Le città rigenerative dovrebbero essere al centro dei masterplan più ambiziosi, ma spesso spaventa anche solo immaginarle.
Perché richiedono non solo visione, abilità progettuali e competenze tecniche, ma anche presenza, coraggio, perseveranza, tempo, garbo e tenacia insieme; richiedono spazio per accogliere la diversità e trasformare le fragilità in opportunità di evoluzione condivisa.
Sono organismi viventi, dove la diversità bio-culturale è la nuova ricchezza, dove la cultura è infrastruttura, e dove ogni gesto quotidiano – dal mercato contadino, passando per la comunità energetica, l’orto urbano o la scuola di quartiere – può diventare un atto politico di rigenerazione.

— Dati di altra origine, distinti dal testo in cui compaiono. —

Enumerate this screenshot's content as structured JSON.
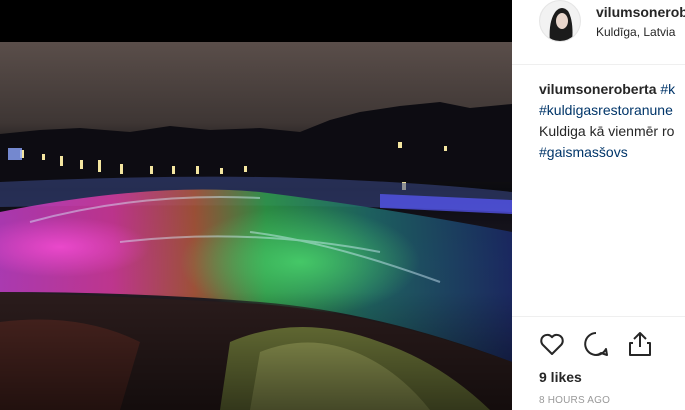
{
  "post": {
    "username": "vilumsoneroberta",
    "username_short": "vilumsonerob",
    "location": "Kuldīga, Latvia",
    "caption_lines": [
      {
        "user": "vilumsoneroberta",
        "tag": "#k"
      },
      {
        "tag": "#kuldigasrestoranune"
      },
      {
        "text": "Kuldiga kā vienmēr ro"
      },
      {
        "tag": "#gaismasšovs"
      }
    ],
    "likes": "9 likes",
    "time": "8 HOURS AGO"
  },
  "icons": {
    "like": "heart-icon",
    "comment": "comment-bubble-icon",
    "share": "share-icon"
  },
  "colors": {
    "link": "#003569",
    "muted": "#999999",
    "text": "#262626"
  }
}
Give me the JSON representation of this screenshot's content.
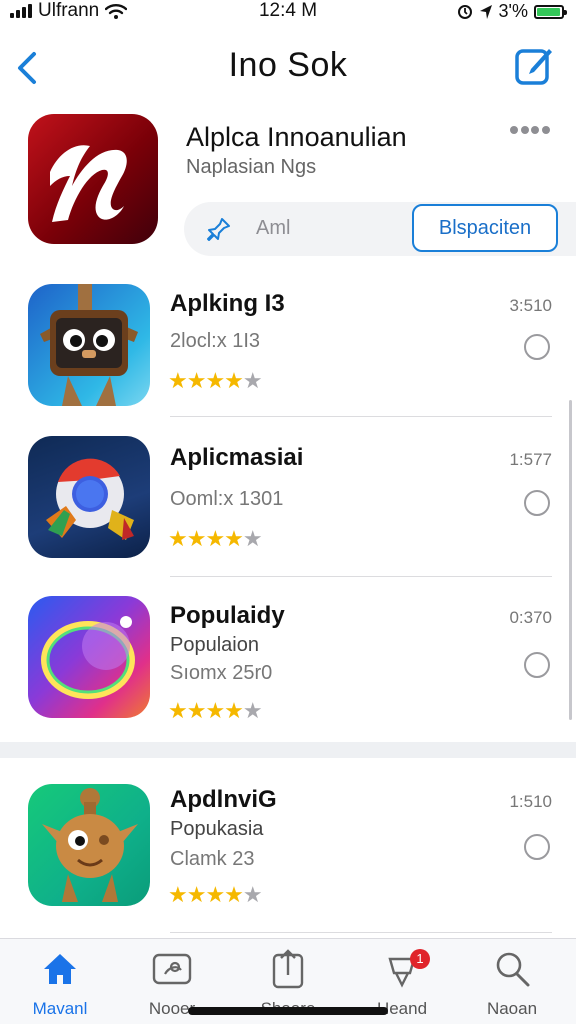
{
  "status_bar": {
    "carrier": "Ulfrann",
    "time": "12:4 M",
    "battery": "3'%",
    "battery_level": 0.95,
    "battery_color": "#34c759"
  },
  "nav": {
    "title": "Ino Sok",
    "accent": "#1a7fd8"
  },
  "featured": {
    "name": "Alplca Innoanulian",
    "subtitle": "Naplasian Ngs",
    "segment_label": "Aml",
    "button_label": "Blspaciten",
    "icon_color": "#b1101a"
  },
  "apps": [
    {
      "name": "Aplking I3",
      "line2": "2locl:x 1I3",
      "time": "3:510",
      "rating": 4,
      "icon": "wooden-robot-icon"
    },
    {
      "name": "Aplicmasiai",
      "line2": "Ooml:x 1301",
      "time": "1:577",
      "rating": 4,
      "icon": "browser-orb-icon"
    },
    {
      "name": "Populaidy",
      "line2": "Populaion",
      "line3": "Sıomx 25r0",
      "time": "0:370",
      "rating": 4,
      "icon": "gradient-ring-icon"
    },
    {
      "name": "ApdlnviG",
      "line2": "Popukasia",
      "line3": "Clamk 23",
      "time": "1:510",
      "rating": 4,
      "icon": "wooden-creature-icon"
    }
  ],
  "tabs": [
    {
      "label": "Mavanl",
      "icon": "home-icon",
      "active": true
    },
    {
      "label": "Nooer",
      "icon": "media-icon",
      "active": false
    },
    {
      "label": "Shaare",
      "icon": "share-icon",
      "active": false
    },
    {
      "label": "Heand",
      "icon": "notifications-icon",
      "active": false,
      "badge": "1"
    },
    {
      "label": "Naoan",
      "icon": "search-icon",
      "active": false
    }
  ],
  "colors": {
    "star": "#f5b800",
    "tab_active": "#1a73e8",
    "badge": "#e0242b"
  }
}
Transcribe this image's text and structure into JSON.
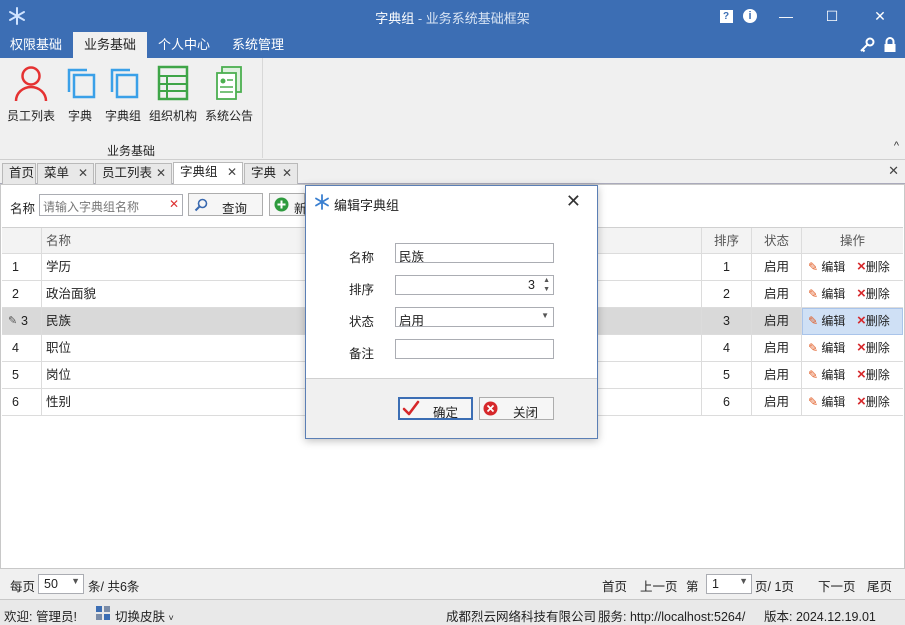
{
  "window": {
    "title": "字典组",
    "subtitle": " - 业务系统基础框架",
    "buttons": {
      "help": "?",
      "info": "i",
      "minimize": "—",
      "maximize": "☐",
      "close": "✕"
    }
  },
  "menubar": {
    "items": [
      {
        "label": "权限基础"
      },
      {
        "label": "业务基础"
      },
      {
        "label": "个人中心"
      },
      {
        "label": "系统管理"
      }
    ]
  },
  "ribbon": {
    "buttons": [
      {
        "label": "员工列表",
        "icon": "user-icon"
      },
      {
        "label": "字典",
        "icon": "copy-icon"
      },
      {
        "label": "字典组",
        "icon": "copy-icon"
      },
      {
        "label": "组织机构",
        "icon": "org-icon"
      },
      {
        "label": "系统公告",
        "icon": "notice-icon"
      }
    ],
    "group_label": "业务基础",
    "collapse": "^"
  },
  "tabs": [
    {
      "label": "首页"
    },
    {
      "label": "菜单",
      "close": "✕"
    },
    {
      "label": "员工列表",
      "close": "✕"
    },
    {
      "label": "字典组",
      "close": "✕"
    },
    {
      "label": "字典",
      "close": "✕"
    }
  ],
  "tabs_close_all": "✕",
  "search": {
    "label": "名称",
    "placeholder": "请输入字典组名称",
    "clear": "✕",
    "query_label": "查询",
    "add_label": "新"
  },
  "grid": {
    "headers": {
      "name": "名称",
      "sort": "排序",
      "status": "状态",
      "ops": "操作"
    },
    "rows": [
      {
        "no": "1",
        "name": "学历",
        "sort": "1",
        "status": "启用"
      },
      {
        "no": "2",
        "name": "政治面貌",
        "sort": "2",
        "status": "启用"
      },
      {
        "no": "3",
        "name": "民族",
        "sort": "3",
        "status": "启用"
      },
      {
        "no": "4",
        "name": "职位",
        "sort": "4",
        "status": "启用"
      },
      {
        "no": "5",
        "name": "岗位",
        "sort": "5",
        "status": "启用"
      },
      {
        "no": "6",
        "name": "性别",
        "sort": "6",
        "status": "启用"
      }
    ],
    "edit_label": "编辑",
    "delete_label": "删除",
    "edit_indicator": "✎"
  },
  "pager": {
    "per_page_label": "每页",
    "per_page_value": "50",
    "total_text": "条/ 共6条",
    "first": "首页",
    "prev": "上一页",
    "page_prefix": "第",
    "page_value": "1",
    "page_suffix": "页/ 1页",
    "next": "下一页",
    "last": "尾页"
  },
  "statusbar": {
    "welcome": "欢迎: 管理员!",
    "skin": "切换皮肤",
    "company": "成都烈云网络科技有限公司",
    "service": "服务: http://localhost:5264/",
    "version": "版本: 2024.12.19.01"
  },
  "dialog": {
    "title": "编辑字典组",
    "close": "✕",
    "fields": {
      "name_label": "名称",
      "name_value": "民族",
      "sort_label": "排序",
      "sort_value": "3",
      "status_label": "状态",
      "status_value": "启用",
      "remark_label": "备注",
      "remark_value": ""
    },
    "ok_label": "确定",
    "cancel_label": "关闭"
  },
  "colors": {
    "accent": "#3c6eb4",
    "ribbon_bg": "#f0f0f0",
    "selected_row": "#d9d9d9"
  }
}
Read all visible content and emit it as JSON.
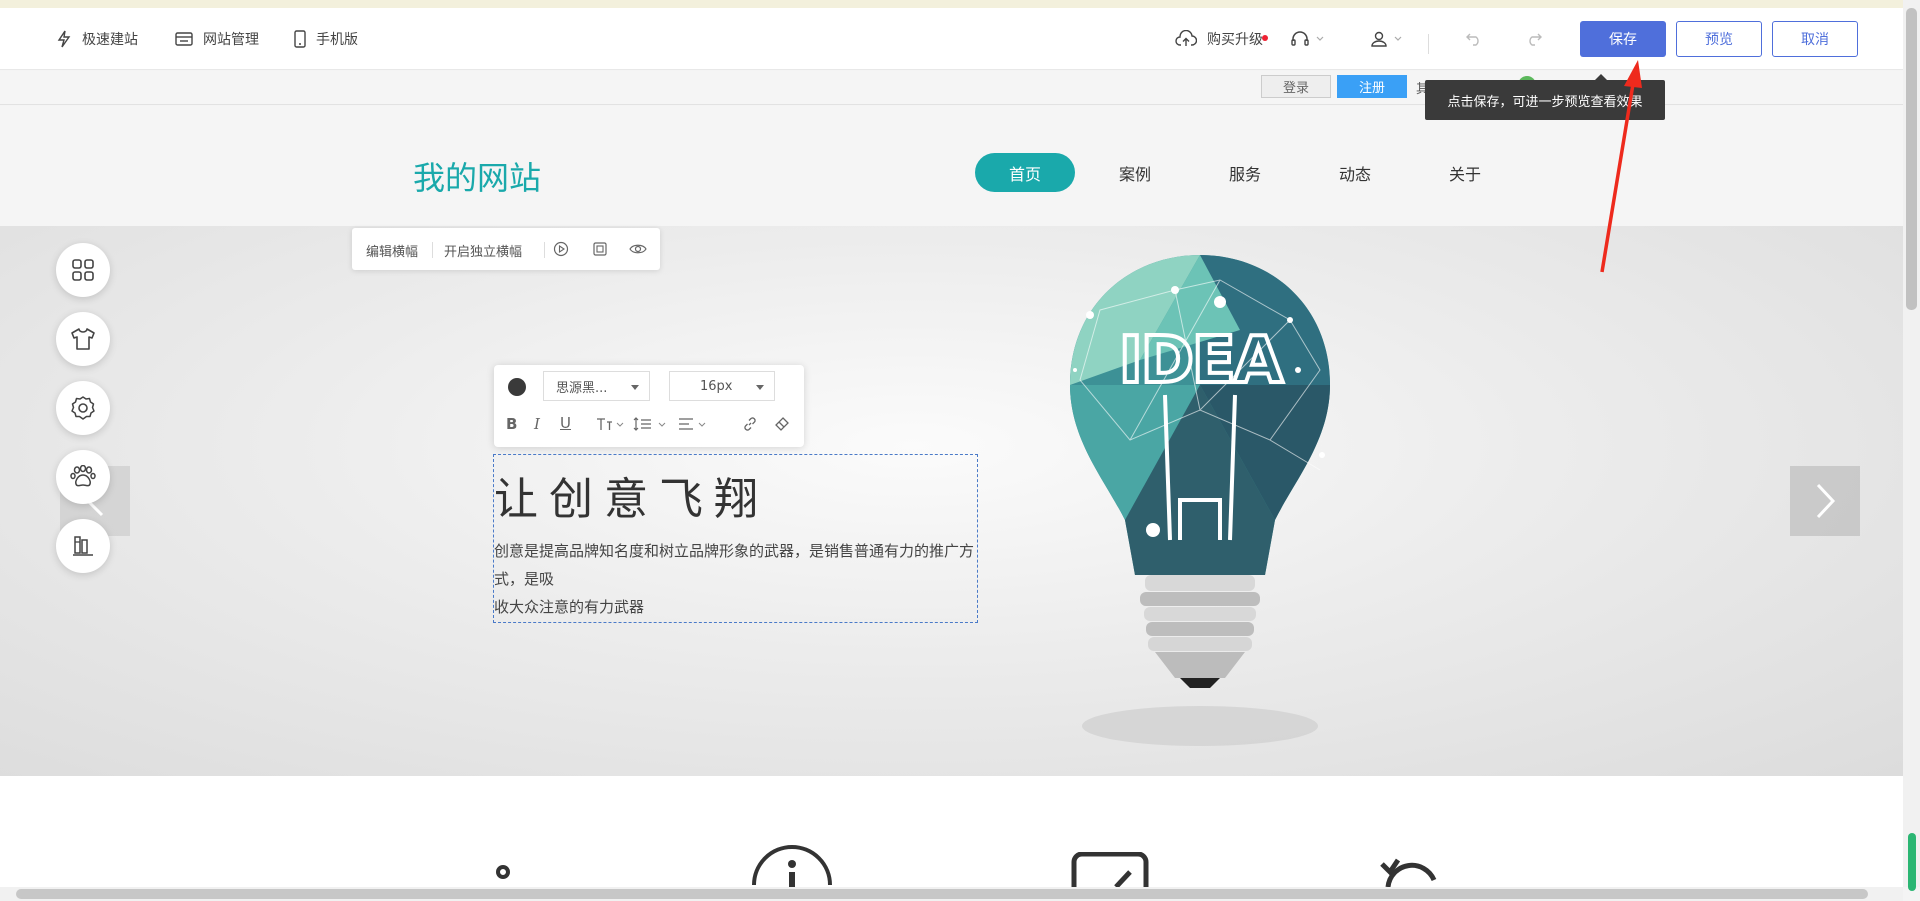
{
  "toolbar": {
    "quick_build": "极速建站",
    "site_manage": "网站管理",
    "mobile": "手机版",
    "upgrade": "购买升级",
    "save": "保存",
    "preview": "预览",
    "cancel": "取消"
  },
  "tooltip": "点击保存，可进一步预览查看效果",
  "subbar": {
    "login": "登录",
    "register": "注册",
    "partial": "其"
  },
  "site": {
    "logo": "我的网站",
    "nav": [
      {
        "label": "首页",
        "active": true
      },
      {
        "label": "案例"
      },
      {
        "label": "服务"
      },
      {
        "label": "动态"
      },
      {
        "label": "关于"
      }
    ]
  },
  "edit_bar": {
    "edit_banner": "编辑横幅",
    "independent": "开启独立横幅"
  },
  "format_bar": {
    "font": "思源黑...",
    "size": "16px"
  },
  "content": {
    "heading": "让创意飞翔",
    "para_line1": "创意是提高品牌知名度和树立品牌形象的武器，是销售普通有力的推广方式，是吸",
    "para_line2": "收大众注意的有力武器"
  },
  "colors": {
    "accent": "#1aa9ab",
    "primary": "#4f6fdb",
    "register": "#3aa0f6",
    "arrow": "#ee2a1d"
  }
}
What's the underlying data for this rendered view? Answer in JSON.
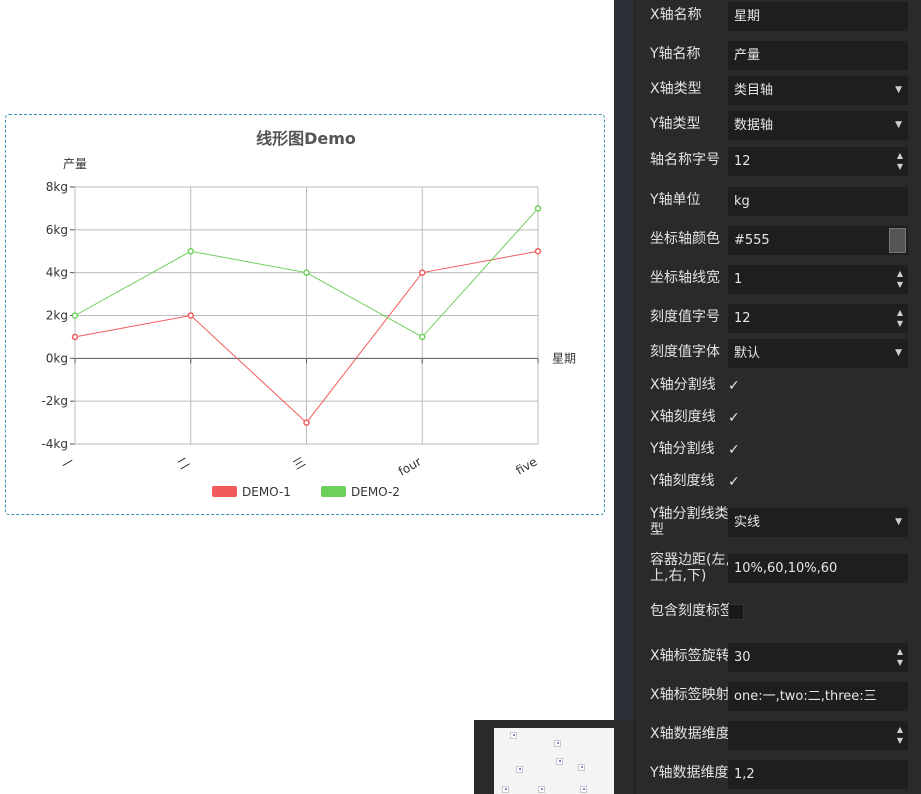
{
  "chart_data": {
    "type": "line",
    "title": "线形图Demo",
    "xlabel": "星期",
    "ylabel": "产量",
    "y_unit": "kg",
    "categories": [
      "一",
      "二",
      "三",
      "four",
      "five"
    ],
    "ylim": [
      -4,
      8
    ],
    "ytick_values": [
      -4,
      -2,
      0,
      2,
      4,
      6,
      8
    ],
    "yticks": [
      "-4kg",
      "-2kg",
      "0kg",
      "2kg",
      "4kg",
      "6kg",
      "8kg"
    ],
    "grid": true,
    "legend_position": "bottom",
    "series": [
      {
        "name": "DEMO-1",
        "color": "#f15b5b",
        "values": [
          1,
          2,
          -3,
          4,
          5
        ]
      },
      {
        "name": "DEMO-2",
        "color": "#6fcf5b",
        "values": [
          2,
          5,
          4,
          1,
          7
        ]
      }
    ]
  },
  "panel": {
    "rows": [
      {
        "label": "X轴名称",
        "type": "text",
        "value": "星期"
      },
      {
        "label": "Y轴名称",
        "type": "text",
        "value": "产量"
      },
      {
        "label": "X轴类型",
        "type": "select",
        "value": "类目轴"
      },
      {
        "label": "Y轴类型",
        "type": "select",
        "value": "数据轴"
      },
      {
        "label": "轴名称字号",
        "type": "number",
        "value": "12"
      },
      {
        "label": "Y轴单位",
        "type": "text",
        "value": "kg"
      },
      {
        "label": "坐标轴颜色",
        "type": "color",
        "value": "#555"
      },
      {
        "label": "坐标轴线宽",
        "type": "number",
        "value": "1"
      },
      {
        "label": "刻度值字号",
        "type": "number",
        "value": "12"
      },
      {
        "label": "刻度值字体",
        "type": "select",
        "value": "默认"
      },
      {
        "label": "X轴分割线",
        "type": "checkbox",
        "checked": true
      },
      {
        "label": "X轴刻度线",
        "type": "checkbox",
        "checked": true
      },
      {
        "label": "Y轴分割线",
        "type": "checkbox",
        "checked": true
      },
      {
        "label": "Y轴刻度线",
        "type": "checkbox",
        "checked": true
      },
      {
        "label": "Y轴分割线类型",
        "type": "select",
        "value": "实线"
      },
      {
        "label": "容器边距(左,上,右,下)",
        "type": "text",
        "value": "10%,60,10%,60"
      },
      {
        "label": "包含刻度标签",
        "type": "checkbox",
        "checked": false
      },
      {
        "label": "X轴标签旋转",
        "type": "number",
        "value": "30"
      },
      {
        "label": "X轴标签映射",
        "type": "text",
        "value": "one:一,two:二,three:三"
      },
      {
        "label": "X轴数据维度",
        "type": "number",
        "value": ""
      },
      {
        "label": "Y轴数据维度",
        "type": "text",
        "value": "1,2"
      }
    ]
  }
}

Dalla mia Silicon Valley di Palo Alto, alla Food Valley, a Reggio Emilia e Bologna, dove tutto è cominciato,
a Pollica, che custodisce le nostre radici e fa scuola, fino a Tokyo e San Francisco, dove la voglia di futuro si misura con le sfide sociali più dure del nostro tempo, le nostre “case” – i Living Lab, le comunità che sperimentano, gli angoli di città-laboratorio – raccontano un’unica grande storia: che il futuro è di chi lo fa, e che la prosperità si costruisce riappropriandosi del tempo, nutrendo creatività e relazioni.

E come ci ricorda oggi il professor Kwanphil Cho (Handong Global University – Pohang, South Korea), dovremmo tutti spostare il nostro focus
dalle luccicanti Smart Cities, programmate da menti abilissime, efficienti nel connettere dati, alle Wise Towns: sistemi che prendono vita da system thinker, architetti, social designer, artisti, scienziati e filosofi, che seguendo la bussola dell’ecologia integrale e dotati di grande intelligenza emotiva, imparano a creare valore connettendo vite.

Oggi, più che mai, celebriamo le città.
Quelle che respirano. Quelle che ascoltano, che curano, che creano spazi di relazione, che si prendono tempo. Quelle che scelgono la fiducia come infrastruttura invisibile, da rinforzare ogni giorno. Quelle che credono che il futuro non si crea osservandolo da lontano,
ma abitandolo – stando anche scomodi, con presenza, attenzione e intenzione.